You can connect pairs of panels in series (sometimes referred to as a string), connecting the positive terminal of one panel to the negative of the next, to increase the voltage. The effects of Partial Shading on overall efficiency should be taken into account when considering series wiring.

Panels in Parallel

Panels in Series
As you don't know how your system may develop in the future, it would be a good idea to buy your panels in even numbers, making it convenient to wire pairs in series if you want to change, say, from a 24 volt to a 48 volt system.

The next thing to consider is the type of wire to use. We generally think of electricity flowing freely through an electric cable, however cables will have a resistance that will tend to restrict that flow to a small but possibly significant degree. This resistance will be proportional to the length of the cable (the longer the cable the greater the resistance), and inversely proportional to the cross sectional area (a fatter cable has less resistance)
Below is a table showing approximate resistances per meter length for different sizes of copper wire. (Resistance is measured in ohms)
Cable Cross Sectional Area mm2 Approximate Equivalent American Gauge Approx. Resistance per M Length ohms
1.5 16 0.012
2.5 14 0.007
6 10 0.003
So, how do we use this information?
Let's suppose the cables we connect to our solar panels are going to have a 1.5mm2 cross sectional area and are going to be 20m in total length (10m each for positive and negative cables). The total resistance of our cable will be 20 x 0.012 = 0.24 ohms.
Let's suppose that our solar panels are going to be pushing out 20 amps of current, then we can use ohms law to calculate the "voltage drop" along these cables.

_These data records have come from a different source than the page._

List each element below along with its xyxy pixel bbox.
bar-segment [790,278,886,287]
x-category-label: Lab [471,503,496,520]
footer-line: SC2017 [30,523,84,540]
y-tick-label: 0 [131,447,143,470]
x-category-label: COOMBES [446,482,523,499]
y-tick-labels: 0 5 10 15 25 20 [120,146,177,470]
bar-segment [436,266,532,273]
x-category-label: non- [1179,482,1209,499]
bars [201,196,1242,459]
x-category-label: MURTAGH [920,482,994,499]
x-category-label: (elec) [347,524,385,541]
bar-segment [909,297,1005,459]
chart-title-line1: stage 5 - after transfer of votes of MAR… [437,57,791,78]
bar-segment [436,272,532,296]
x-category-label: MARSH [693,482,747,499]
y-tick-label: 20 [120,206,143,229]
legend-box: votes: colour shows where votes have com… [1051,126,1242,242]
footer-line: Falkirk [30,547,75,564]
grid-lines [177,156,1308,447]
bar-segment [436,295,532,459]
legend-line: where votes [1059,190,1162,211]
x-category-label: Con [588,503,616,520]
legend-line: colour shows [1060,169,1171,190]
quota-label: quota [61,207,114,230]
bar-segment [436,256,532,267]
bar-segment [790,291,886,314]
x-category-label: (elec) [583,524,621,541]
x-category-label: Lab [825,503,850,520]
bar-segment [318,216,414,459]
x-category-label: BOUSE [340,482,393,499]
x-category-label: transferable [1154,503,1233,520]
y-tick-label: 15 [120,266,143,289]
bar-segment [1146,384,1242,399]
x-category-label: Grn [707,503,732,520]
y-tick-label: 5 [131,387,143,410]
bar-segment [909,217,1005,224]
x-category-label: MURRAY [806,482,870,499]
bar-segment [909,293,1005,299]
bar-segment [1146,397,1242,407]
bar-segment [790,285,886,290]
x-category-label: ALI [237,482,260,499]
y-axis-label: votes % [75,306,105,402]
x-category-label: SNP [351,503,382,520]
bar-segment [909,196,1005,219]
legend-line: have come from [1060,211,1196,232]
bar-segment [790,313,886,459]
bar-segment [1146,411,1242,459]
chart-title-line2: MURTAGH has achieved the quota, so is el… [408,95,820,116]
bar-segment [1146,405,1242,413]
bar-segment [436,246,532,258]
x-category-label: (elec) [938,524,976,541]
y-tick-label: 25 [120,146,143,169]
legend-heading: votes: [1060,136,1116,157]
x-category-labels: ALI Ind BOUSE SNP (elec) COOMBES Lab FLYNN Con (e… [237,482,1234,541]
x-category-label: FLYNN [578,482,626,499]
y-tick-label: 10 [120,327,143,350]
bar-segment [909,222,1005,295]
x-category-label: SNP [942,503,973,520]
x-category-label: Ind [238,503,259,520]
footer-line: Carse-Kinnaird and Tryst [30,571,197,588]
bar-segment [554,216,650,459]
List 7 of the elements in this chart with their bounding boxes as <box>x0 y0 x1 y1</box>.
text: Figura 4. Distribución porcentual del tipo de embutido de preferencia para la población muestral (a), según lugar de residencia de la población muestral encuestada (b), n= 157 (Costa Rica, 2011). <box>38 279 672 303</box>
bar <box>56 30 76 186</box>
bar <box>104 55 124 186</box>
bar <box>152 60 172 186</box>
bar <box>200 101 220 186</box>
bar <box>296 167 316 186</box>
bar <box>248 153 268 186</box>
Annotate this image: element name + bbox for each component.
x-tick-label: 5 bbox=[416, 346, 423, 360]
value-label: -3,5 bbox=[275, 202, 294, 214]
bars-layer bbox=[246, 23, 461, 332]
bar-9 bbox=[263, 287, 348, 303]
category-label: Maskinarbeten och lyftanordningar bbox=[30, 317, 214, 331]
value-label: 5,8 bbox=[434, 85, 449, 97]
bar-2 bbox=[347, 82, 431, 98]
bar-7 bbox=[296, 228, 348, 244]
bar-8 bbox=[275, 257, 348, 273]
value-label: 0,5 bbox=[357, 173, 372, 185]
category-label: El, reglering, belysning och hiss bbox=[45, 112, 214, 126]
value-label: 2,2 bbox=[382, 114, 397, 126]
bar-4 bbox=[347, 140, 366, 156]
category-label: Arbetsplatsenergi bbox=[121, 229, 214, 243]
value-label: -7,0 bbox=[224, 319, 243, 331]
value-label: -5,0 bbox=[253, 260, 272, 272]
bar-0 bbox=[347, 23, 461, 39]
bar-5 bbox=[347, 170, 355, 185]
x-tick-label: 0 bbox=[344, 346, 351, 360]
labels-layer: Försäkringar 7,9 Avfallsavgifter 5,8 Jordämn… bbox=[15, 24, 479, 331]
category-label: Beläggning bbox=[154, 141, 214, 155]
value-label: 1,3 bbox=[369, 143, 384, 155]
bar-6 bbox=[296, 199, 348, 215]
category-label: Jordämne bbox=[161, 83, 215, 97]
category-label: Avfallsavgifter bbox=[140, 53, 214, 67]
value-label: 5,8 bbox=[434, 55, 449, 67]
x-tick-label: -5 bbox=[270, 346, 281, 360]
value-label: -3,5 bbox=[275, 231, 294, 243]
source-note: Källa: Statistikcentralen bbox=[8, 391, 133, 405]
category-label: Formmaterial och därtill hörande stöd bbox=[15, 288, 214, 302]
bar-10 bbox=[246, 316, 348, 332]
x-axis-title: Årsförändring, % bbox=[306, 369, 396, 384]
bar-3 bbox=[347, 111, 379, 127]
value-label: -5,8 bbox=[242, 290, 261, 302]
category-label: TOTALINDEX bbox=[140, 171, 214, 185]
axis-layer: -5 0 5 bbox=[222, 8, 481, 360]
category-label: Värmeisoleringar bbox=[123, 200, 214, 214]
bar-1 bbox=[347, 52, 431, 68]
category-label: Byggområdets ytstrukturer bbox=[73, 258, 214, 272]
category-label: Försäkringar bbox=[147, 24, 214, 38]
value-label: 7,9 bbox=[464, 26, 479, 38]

ohms law can be stated as: V=IxR
Or, Voltage Drop = Current in amps x resistance in ohms
Earthing PV Panels
Depending on your location, it may be required that your panel frames are earthed, and it is certainly advisable. Non earthed frames can acquire an induced electrical voltage (which may or may not be harmful) or could accidentally come into contact with a live conductor.
Making a good connection between a copper earthing wire and the aluminum frame of a pv panel is not straight forward due to natural oxidation of aluminum, and any manufacturer instructions should be followed. In some cases, the DC circuit should also be earthed, as should the AC circuit.